What are the Downsides to Setting Up a Settlement Trust?
The downsides to using a settlement trust are that it costs money to maintain, the trust will be irrevocable, and the client must still work through a trustee to some degree for access to funds. For the client who insists on having full control over his or her funds, any one of these things could be a deal-breaker. While there is cost to maintaining a trust, the cost is generally outweighed by the trust’s investment income, as well as the convenience and protections discussed above. Irrevocability affords benefits, such as spendthrift and creditor protections, but it also means the client can’t suddenly decide they no longer want the trust, at least not without a generous right of withdrawal. Working with a trustee can be frustrating for a client because the client often wants full control. The trustee has certain legal and professional duties to uphold, which includes a duty to act in the client’s best interest, which may conflict with what the client desires. A good trustee can balance their own duties with the client’s wishes, but that does not guarantee the two will always work in perfect harmony.

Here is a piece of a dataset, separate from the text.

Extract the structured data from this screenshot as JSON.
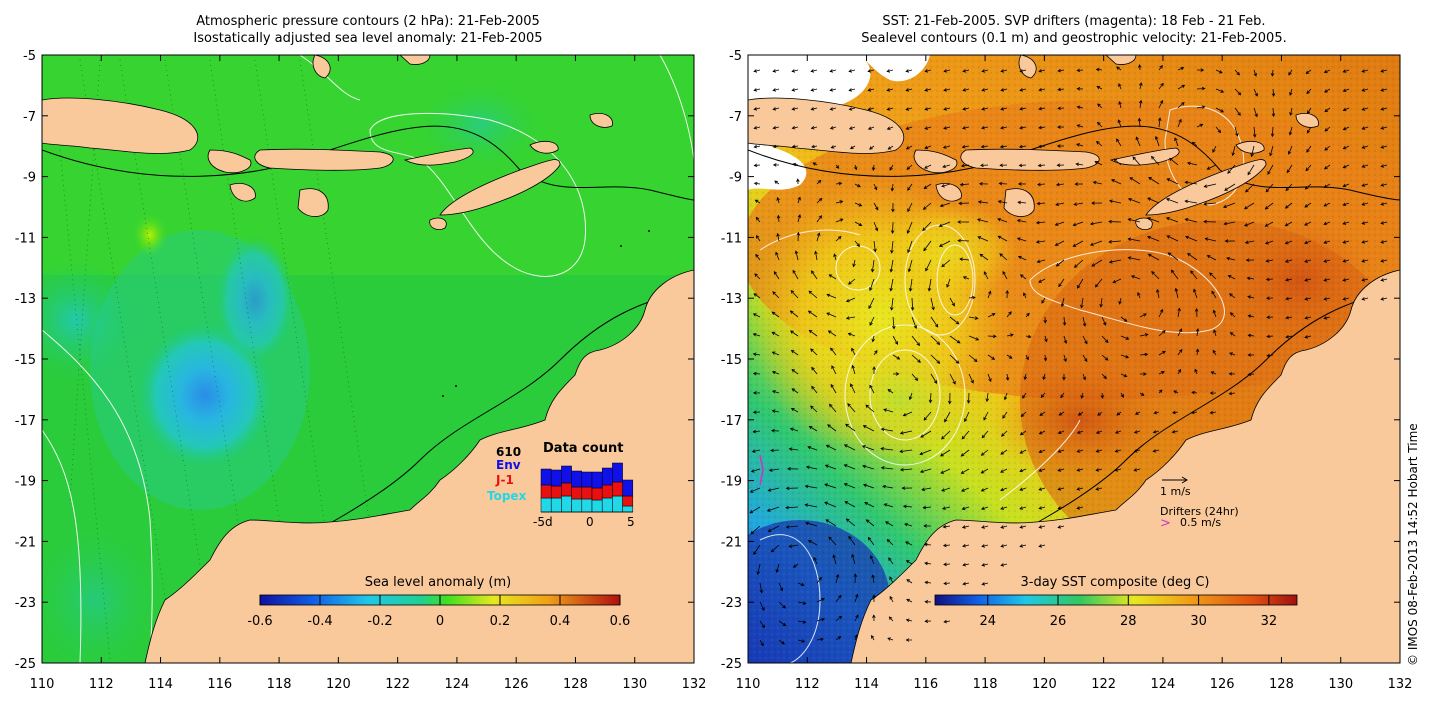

Trustees Offer Experience, Expertise, and Convenience
Speaking of fees and costs, when you pay a trustee, you’re paying for their experience and their expertise. Clients who perhaps could not afford to make larger purchases prior to their accident, such as a home or vehicle, will benefit from someone walking them through the process and helping them evaluate potential purchases. Pooled trusts can also provide information about disability-related services your client might not know about, like care management and coordination. They can educate the client about best-practices, like how to pay a caregiver using funds from the trust while limiting liability. This is especially helpful in situations where a friend or family member is providing these services unpaid. Paying this person directly from the trust makes the trust the employer of record, which creates liability for the trust and the client. Many trustees utilize the service of separate company which becomes the employer of record. Not only does this reduce liability, the caregiver gets a regular paycheck, is covered by workers compensation insurance, and may have access to additional benefits like health insurance. Finally, a pooled trust can assist with managing the client’s finances. The trust can take over the chore of writing checks every month, functioning like automatic bill-pay.
Joining a pooled settlement management trust is an important decision; one with long-ranging consequences and implications for the future. It will not be the right fit for every situation, but it can make a world of difference for those who need the additional protection, assistance, and support.